Loremo AG
- Company type: Public company
- Industry: Automotive industry
- Founded: 2000
- Defunct: 2010
- Headquarters: Marl, Recklinghausen (district), Germany
- Key people: Thomas Zollhoefer

= Loremo =

German automaker company

Loremo AG was a German automaker corporation, based in Marl, North Rhine-Westphalia. It was founded in 2000 and went out of business in 2010. Loremo was focused on designing prototypes of cars with very low weight and air resistance, the term "Loremo" is an abbreviation for "Low Resistance Mobile". Initially the car was conceived for emerging markets such as China and India. The project is currently inactive. No plans to restart development are currently known.

==Gasoline and diesel vehicles==

At the 2006 Geneva Auto Show, the company demonstrated its concept car which the company said would become a 157 mpg_{US} (1.5 L/100 km) turbodiesel car. Two different Loremo models were waiting in the pipeline to be produced: the Loremo LS base model, and the sportier Loremo GT. The Loremo GT would have been based on a three-cylinder turbo diesel engine and with this configuration the vehicle still would have managed to achieve 87 miles per gallon. Both models would have been equipped with a manual transmission and be mid-engined in a 2+2 configuration.

According to the company, the Loremo LS base model would have produced only 50 grams of carbon dioxide per kilometer, which would have been better than any other car on the market in terms of environmental sustainability. By comparison, the next most energy efficient model was the Smart by German automaker Daimler AG which produced 88 grams of carbon dioxide per kilometer.

The presentation of the Loremo during the Geneva Motor Show in 2006 focused on the car's body, as it still lacked an engine. In September 2007, the company successfully accomplished the car's proof of concept in Frankfurt, as part of the annual International Motor Show. In preparation of presenting the first driving prototype, the Loremo L1 was equipped with a turbodiesel motor. However, in light of diminishing fossil fuels, an electric motor was expected to be available in the lineup in addition to the originally planned models.

On 21 January 2009 the company announced that the more powerful version Loremo GT would not be equipped with a 3-cylinder diesel engine but with a more powerful (850 cc, 45 KW) petrol engine.

There were no conventional doors on the Loremo automobile. Getting in and out of the car was done by lifting the front portion of the car, including the windscreen, up and forward. The section was hinged at the front of the car where a radiator would normally sit.

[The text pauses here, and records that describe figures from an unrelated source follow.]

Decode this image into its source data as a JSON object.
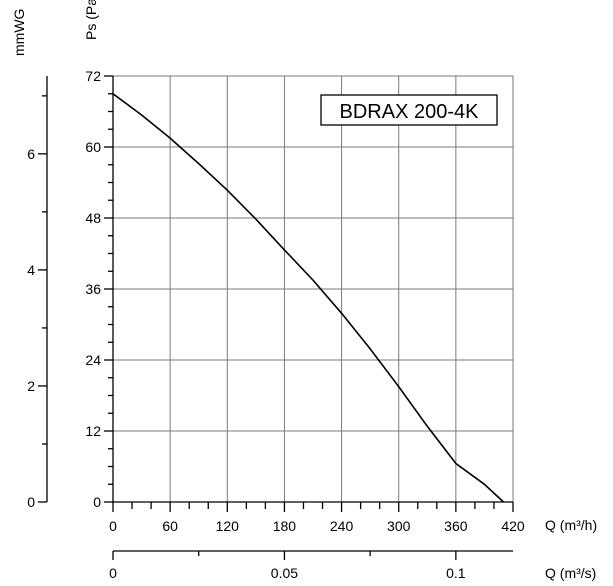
{
  "chart_data": {
    "type": "line",
    "model": "BDRAX 200-4K",
    "xlabel": "Q (m³/h)",
    "xlabel_secondary": "Q (m³/s)",
    "ylabel": "Ps (Pa)",
    "ylabel_secondary": "mmWG",
    "xlim": [
      0,
      420
    ],
    "ylim": [
      0,
      72
    ],
    "x_ticks": [
      0,
      60,
      120,
      180,
      240,
      300,
      360,
      420
    ],
    "y_ticks": [
      0,
      12,
      24,
      36,
      48,
      60,
      72
    ],
    "x2_ticks": [
      0,
      0.05,
      0.1
    ],
    "x2_tick_labels": [
      "0",
      "0.05",
      "0.1"
    ],
    "y2_ticks": [
      0,
      2,
      4,
      6
    ],
    "grid": true,
    "series": [
      {
        "x": [
          0,
          30,
          60,
          90,
          120,
          150,
          180,
          210,
          240,
          270,
          300,
          330,
          360,
          390,
          410
        ],
        "y": [
          69,
          65.4,
          61.5,
          57.2,
          52.7,
          47.8,
          42.6,
          37.5,
          31.9,
          25.9,
          19.5,
          12.8,
          6.5,
          3.0,
          0
        ]
      }
    ]
  }
}
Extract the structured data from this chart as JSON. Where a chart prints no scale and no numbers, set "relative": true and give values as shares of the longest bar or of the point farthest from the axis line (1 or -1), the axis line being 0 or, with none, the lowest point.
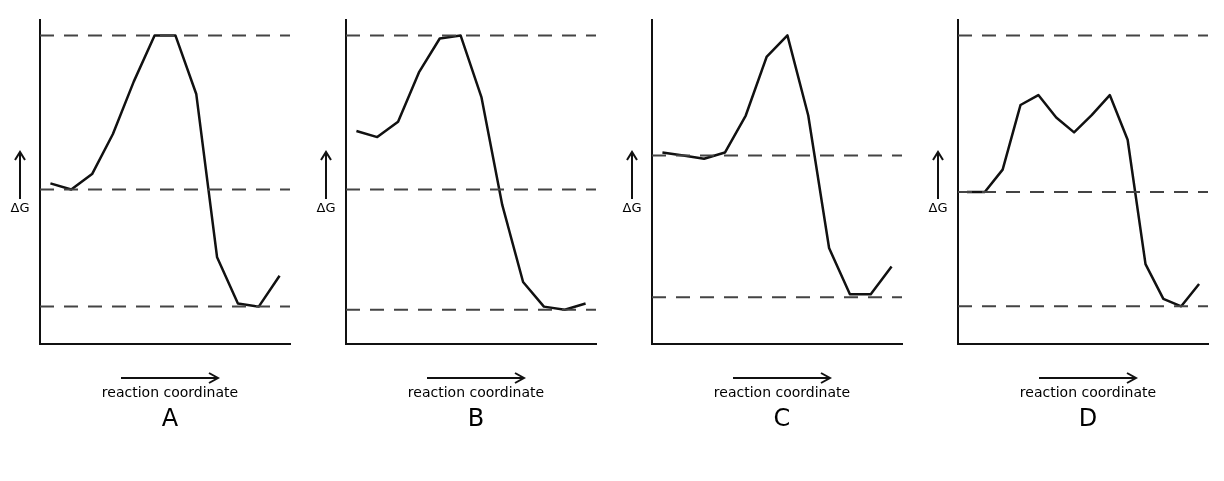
{
  "chart_data": [
    {
      "type": "line",
      "title": "A",
      "xlabel": "reaction coordinate",
      "ylabel": "ΔG",
      "relative": true,
      "grid": false,
      "legend": false,
      "marker": "none",
      "line_style": "solid",
      "categories": [
        null,
        null,
        null,
        null,
        null,
        null,
        null,
        null,
        null,
        null,
        null,
        null
      ],
      "series": [
        {
          "color": "#111111",
          "values": [
            0.52,
            0.5,
            0.55,
            0.68,
            0.85,
            1.0,
            1.0,
            0.81,
            0.28,
            0.13,
            0.12,
            0.22
          ]
        }
      ],
      "ref_lines": [
        {
          "axis": "y",
          "value": 1.0,
          "line_style": "dashed",
          "color": "#444444"
        },
        {
          "axis": "y",
          "value": 0.5,
          "line_style": "dashed",
          "color": "#444444"
        },
        {
          "axis": "y",
          "value": 0.12,
          "line_style": "dashed",
          "color": "#444444"
        }
      ]
    },
    {
      "type": "line",
      "title": "B",
      "xlabel": "reaction coordinate",
      "ylabel": "ΔG",
      "relative": true,
      "grid": false,
      "legend": false,
      "marker": "none",
      "line_style": "solid",
      "categories": [
        null,
        null,
        null,
        null,
        null,
        null,
        null,
        null,
        null,
        null,
        null,
        null
      ],
      "series": [
        {
          "color": "#111111",
          "values": [
            0.69,
            0.67,
            0.72,
            0.88,
            0.99,
            1.0,
            0.8,
            0.45,
            0.2,
            0.12,
            0.11,
            0.13
          ]
        }
      ],
      "ref_lines": [
        {
          "axis": "y",
          "value": 1.0,
          "line_style": "dashed",
          "color": "#444444"
        },
        {
          "axis": "y",
          "value": 0.5,
          "line_style": "dashed",
          "color": "#444444"
        },
        {
          "axis": "y",
          "value": 0.11,
          "line_style": "dashed",
          "color": "#444444"
        }
      ]
    },
    {
      "type": "line",
      "title": "C",
      "xlabel": "reaction coordinate",
      "ylabel": "ΔG",
      "relative": true,
      "grid": false,
      "legend": false,
      "marker": "none",
      "line_style": "solid",
      "categories": [
        null,
        null,
        null,
        null,
        null,
        null,
        null,
        null,
        null,
        null,
        null,
        null
      ],
      "series": [
        {
          "color": "#111111",
          "values": [
            0.62,
            0.61,
            0.6,
            0.62,
            0.74,
            0.93,
            1.0,
            0.74,
            0.31,
            0.16,
            0.16,
            0.25
          ]
        }
      ],
      "ref_lines": [
        {
          "axis": "y",
          "value": 0.61,
          "line_style": "dashed",
          "color": "#444444"
        },
        {
          "axis": "y",
          "value": 0.15,
          "line_style": "dashed",
          "color": "#444444"
        }
      ]
    },
    {
      "type": "line",
      "title": "D",
      "xlabel": "reaction coordinate",
      "ylabel": "ΔG",
      "relative": true,
      "grid": false,
      "legend": false,
      "marker": "none",
      "line_style": "solid",
      "categories": [
        null,
        null,
        null,
        null,
        null,
        null,
        null,
        null,
        null,
        null,
        null,
        null,
        null,
        null
      ],
      "series": [
        {
          "color": "#111111",
          "values": [
            0.61,
            0.61,
            0.7,
            0.96,
            1.0,
            0.91,
            0.85,
            0.92,
            1.0,
            0.82,
            0.32,
            0.18,
            0.15,
            0.24
          ]
        }
      ],
      "ref_lines": [
        {
          "axis": "y",
          "value": 1.24,
          "line_style": "dashed",
          "color": "#444444"
        },
        {
          "axis": "y",
          "value": 0.61,
          "line_style": "dashed",
          "color": "#444444"
        },
        {
          "axis": "y",
          "value": 0.15,
          "line_style": "dashed",
          "color": "#444444"
        }
      ]
    }
  ]
}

This method of entry is unconventional, but Loremo AG says that it is convenient.

The project was in prototype stage; specific plans for mass production had not been made public. An area reserved for setting up a factory in Indupark Dorsten-Marl was on offer to other organisations since the start of 2009.

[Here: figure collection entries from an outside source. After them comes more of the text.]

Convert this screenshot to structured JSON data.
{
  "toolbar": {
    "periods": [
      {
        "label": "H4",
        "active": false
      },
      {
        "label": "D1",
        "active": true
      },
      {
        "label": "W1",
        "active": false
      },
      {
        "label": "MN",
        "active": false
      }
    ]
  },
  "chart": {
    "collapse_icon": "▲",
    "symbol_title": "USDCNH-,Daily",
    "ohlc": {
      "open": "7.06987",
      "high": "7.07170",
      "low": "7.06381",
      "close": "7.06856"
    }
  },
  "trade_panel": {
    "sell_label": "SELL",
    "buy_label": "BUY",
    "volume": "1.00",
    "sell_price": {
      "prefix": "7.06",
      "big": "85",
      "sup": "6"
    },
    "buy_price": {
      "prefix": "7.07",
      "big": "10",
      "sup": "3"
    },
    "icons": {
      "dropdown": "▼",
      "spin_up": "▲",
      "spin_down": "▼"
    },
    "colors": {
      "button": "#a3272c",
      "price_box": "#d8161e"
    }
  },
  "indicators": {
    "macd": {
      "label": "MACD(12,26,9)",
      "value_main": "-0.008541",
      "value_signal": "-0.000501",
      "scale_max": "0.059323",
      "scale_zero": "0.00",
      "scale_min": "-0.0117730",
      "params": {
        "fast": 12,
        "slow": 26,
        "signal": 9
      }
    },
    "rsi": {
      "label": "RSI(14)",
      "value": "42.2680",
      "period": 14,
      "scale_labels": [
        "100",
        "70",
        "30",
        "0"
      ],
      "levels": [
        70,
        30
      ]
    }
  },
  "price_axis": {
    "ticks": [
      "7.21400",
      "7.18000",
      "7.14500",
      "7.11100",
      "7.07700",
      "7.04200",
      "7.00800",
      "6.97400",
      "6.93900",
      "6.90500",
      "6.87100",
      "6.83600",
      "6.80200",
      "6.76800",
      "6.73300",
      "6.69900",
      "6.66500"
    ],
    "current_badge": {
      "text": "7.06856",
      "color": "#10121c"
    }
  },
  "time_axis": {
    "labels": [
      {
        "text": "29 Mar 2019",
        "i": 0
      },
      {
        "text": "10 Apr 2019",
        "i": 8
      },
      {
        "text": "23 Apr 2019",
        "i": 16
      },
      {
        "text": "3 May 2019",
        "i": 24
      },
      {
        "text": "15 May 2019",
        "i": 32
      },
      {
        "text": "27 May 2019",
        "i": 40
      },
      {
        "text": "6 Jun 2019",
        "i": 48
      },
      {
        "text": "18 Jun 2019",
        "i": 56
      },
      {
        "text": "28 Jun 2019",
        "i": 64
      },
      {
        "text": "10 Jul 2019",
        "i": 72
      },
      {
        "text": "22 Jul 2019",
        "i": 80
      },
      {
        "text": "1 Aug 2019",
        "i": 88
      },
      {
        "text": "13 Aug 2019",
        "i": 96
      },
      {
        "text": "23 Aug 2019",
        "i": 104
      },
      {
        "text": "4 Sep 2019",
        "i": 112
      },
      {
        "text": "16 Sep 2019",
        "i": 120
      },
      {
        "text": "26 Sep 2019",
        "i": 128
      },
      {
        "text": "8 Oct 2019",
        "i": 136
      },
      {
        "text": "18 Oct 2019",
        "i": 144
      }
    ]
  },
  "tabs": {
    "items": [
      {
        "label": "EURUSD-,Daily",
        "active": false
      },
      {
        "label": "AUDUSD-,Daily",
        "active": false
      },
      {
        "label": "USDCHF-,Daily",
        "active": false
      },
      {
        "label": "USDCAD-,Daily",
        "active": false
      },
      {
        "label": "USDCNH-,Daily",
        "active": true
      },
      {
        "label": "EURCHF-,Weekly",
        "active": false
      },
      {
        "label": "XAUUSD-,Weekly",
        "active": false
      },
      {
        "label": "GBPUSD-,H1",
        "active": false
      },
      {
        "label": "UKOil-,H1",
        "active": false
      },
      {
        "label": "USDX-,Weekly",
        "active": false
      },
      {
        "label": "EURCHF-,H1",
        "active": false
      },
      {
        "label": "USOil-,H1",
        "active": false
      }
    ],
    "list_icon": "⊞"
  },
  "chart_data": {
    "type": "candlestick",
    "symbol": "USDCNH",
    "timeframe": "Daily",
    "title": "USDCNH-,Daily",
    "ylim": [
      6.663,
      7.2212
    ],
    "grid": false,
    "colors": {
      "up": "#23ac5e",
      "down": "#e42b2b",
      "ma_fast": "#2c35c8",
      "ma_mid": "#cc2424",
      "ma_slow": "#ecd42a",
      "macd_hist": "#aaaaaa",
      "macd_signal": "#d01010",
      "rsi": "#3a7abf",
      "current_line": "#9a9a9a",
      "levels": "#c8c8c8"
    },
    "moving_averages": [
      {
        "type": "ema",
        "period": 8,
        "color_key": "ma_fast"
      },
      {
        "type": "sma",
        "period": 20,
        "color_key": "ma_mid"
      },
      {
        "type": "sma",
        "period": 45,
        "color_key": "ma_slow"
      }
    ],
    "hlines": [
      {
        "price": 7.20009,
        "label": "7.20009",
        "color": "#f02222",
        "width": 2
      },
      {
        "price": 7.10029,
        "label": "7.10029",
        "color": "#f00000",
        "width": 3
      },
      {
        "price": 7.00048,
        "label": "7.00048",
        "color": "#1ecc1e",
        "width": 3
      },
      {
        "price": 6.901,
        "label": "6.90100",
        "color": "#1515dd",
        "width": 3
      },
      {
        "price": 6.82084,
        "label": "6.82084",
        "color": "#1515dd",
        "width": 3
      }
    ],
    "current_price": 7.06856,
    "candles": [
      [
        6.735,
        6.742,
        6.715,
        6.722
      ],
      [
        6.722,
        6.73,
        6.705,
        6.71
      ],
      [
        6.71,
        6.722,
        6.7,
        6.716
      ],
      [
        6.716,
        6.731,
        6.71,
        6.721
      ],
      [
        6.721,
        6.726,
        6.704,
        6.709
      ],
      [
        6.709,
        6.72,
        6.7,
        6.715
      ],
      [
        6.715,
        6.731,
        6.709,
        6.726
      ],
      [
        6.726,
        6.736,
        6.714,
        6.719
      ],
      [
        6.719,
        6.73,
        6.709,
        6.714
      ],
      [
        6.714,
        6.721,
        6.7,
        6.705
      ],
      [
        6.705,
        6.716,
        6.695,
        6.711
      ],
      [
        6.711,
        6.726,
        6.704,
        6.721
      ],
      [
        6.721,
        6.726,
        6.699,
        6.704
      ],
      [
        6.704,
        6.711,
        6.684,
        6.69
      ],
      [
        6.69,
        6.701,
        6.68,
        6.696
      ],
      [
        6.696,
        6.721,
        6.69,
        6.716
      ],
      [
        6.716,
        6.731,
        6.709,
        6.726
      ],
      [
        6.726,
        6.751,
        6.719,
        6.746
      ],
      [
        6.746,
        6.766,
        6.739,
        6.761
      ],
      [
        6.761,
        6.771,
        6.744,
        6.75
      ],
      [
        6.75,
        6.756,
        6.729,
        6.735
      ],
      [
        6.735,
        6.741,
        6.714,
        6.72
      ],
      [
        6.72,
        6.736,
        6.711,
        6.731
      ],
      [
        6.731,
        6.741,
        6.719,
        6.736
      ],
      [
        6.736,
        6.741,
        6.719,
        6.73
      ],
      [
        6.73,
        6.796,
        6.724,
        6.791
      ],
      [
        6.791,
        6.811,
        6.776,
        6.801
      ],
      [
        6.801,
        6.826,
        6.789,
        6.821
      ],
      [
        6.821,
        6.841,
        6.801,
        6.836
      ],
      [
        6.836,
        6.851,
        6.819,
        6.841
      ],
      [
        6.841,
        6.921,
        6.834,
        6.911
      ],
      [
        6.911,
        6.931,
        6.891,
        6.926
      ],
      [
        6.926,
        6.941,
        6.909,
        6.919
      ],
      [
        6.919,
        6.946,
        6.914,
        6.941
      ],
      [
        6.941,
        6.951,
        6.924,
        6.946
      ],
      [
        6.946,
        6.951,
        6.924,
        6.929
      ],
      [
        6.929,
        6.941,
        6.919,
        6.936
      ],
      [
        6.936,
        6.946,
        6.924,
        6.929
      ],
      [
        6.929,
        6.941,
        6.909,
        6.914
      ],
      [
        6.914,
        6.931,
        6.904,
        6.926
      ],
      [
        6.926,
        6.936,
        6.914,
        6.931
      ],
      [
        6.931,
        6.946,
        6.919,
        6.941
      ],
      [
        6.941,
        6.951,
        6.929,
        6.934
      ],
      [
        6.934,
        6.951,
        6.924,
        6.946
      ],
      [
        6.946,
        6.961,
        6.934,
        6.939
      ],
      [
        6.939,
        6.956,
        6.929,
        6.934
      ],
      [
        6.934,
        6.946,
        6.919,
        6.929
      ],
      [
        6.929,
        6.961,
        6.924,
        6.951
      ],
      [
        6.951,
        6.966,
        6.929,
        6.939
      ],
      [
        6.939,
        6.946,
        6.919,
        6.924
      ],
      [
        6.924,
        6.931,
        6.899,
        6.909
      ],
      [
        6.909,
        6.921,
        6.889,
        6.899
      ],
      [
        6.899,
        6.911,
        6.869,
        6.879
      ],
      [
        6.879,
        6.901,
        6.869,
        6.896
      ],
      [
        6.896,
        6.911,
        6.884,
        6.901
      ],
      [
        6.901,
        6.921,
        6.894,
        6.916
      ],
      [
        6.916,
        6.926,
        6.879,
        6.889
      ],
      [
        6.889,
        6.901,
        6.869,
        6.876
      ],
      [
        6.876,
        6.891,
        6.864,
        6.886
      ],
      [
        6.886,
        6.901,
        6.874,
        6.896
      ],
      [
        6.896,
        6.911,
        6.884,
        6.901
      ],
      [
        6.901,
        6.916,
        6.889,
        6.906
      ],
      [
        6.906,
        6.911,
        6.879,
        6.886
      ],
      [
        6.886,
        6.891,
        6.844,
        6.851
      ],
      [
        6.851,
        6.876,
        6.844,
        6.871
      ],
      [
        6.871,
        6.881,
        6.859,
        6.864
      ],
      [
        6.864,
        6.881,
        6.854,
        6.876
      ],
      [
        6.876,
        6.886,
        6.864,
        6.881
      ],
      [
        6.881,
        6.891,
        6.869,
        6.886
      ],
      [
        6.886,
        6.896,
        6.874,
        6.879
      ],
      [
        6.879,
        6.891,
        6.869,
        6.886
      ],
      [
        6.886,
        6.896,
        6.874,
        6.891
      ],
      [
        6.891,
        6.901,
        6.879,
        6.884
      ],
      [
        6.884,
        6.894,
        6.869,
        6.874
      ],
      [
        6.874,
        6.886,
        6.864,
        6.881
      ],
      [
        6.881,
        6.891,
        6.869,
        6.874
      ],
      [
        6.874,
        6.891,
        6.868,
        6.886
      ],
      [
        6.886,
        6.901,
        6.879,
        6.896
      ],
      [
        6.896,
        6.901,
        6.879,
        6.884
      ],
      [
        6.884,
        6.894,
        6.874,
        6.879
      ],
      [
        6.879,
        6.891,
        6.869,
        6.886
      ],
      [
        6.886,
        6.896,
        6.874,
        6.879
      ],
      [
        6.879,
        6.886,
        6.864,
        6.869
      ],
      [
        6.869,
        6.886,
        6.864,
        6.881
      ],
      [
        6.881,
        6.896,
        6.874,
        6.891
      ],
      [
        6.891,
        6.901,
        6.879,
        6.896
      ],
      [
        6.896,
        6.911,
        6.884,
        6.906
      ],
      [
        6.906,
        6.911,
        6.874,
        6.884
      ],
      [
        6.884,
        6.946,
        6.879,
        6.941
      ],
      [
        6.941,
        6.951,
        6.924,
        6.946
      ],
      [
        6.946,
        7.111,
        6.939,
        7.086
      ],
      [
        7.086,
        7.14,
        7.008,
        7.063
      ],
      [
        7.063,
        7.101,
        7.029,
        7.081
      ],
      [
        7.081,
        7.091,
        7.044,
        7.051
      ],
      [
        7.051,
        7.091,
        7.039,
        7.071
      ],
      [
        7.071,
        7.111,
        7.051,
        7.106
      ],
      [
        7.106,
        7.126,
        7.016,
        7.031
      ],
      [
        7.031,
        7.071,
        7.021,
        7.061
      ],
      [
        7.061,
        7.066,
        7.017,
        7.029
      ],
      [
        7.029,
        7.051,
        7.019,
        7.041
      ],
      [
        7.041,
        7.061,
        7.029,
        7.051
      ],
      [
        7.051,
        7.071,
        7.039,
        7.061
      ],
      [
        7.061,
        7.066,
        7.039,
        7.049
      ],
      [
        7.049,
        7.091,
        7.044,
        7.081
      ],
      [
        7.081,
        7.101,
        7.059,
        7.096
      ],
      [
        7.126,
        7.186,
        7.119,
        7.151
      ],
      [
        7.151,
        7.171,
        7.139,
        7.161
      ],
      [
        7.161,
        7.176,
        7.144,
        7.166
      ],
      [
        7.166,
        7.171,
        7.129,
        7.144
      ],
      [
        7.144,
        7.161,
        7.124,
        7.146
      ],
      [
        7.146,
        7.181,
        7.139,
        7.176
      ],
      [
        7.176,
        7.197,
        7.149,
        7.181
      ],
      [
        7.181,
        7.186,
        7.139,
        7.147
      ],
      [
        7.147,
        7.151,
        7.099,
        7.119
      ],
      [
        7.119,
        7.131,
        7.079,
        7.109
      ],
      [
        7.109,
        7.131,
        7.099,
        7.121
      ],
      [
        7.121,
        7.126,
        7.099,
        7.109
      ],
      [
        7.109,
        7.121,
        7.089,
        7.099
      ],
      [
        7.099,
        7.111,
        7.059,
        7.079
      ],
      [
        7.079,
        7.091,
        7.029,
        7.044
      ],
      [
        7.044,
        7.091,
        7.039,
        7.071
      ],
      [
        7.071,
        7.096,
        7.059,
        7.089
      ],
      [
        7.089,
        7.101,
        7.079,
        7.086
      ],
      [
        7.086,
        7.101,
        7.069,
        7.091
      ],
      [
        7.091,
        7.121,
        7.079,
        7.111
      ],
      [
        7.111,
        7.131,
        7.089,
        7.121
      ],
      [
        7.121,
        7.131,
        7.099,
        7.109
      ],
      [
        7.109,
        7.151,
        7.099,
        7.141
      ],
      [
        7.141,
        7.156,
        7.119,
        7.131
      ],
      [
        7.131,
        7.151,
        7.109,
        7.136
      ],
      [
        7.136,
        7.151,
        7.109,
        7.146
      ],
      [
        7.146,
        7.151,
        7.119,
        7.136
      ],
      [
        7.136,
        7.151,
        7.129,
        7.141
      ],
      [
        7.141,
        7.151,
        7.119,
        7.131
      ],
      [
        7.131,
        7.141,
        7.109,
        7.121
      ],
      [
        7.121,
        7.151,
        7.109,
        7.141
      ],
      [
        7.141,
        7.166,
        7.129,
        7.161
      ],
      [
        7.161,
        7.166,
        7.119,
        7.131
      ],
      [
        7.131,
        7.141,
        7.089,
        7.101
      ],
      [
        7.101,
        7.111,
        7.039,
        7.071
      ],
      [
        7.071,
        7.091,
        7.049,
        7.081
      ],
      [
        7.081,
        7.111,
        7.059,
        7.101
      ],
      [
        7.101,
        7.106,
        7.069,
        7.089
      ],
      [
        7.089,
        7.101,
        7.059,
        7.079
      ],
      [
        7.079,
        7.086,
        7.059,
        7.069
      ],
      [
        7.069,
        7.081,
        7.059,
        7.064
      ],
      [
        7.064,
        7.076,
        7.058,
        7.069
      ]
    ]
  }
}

A boardroom shuffle and a lack of partners and capital financing left the project with an uncertain future. A new entry in the company blog was made in August 2010, claiming "promising discussions with a reputable investor from Asia".

According to Car and Driver magazine in August 2010, the Loremo "can't be saved" and "it's over".

==All-electric vehicles==
The next step in development would have been an electric-powered car.

According to the company, on 11 April 2009 the electrical version Loremo EV drove for the first time on public roads and reached speeds of up to 100 km/h. A film about this drive was published on YouTube.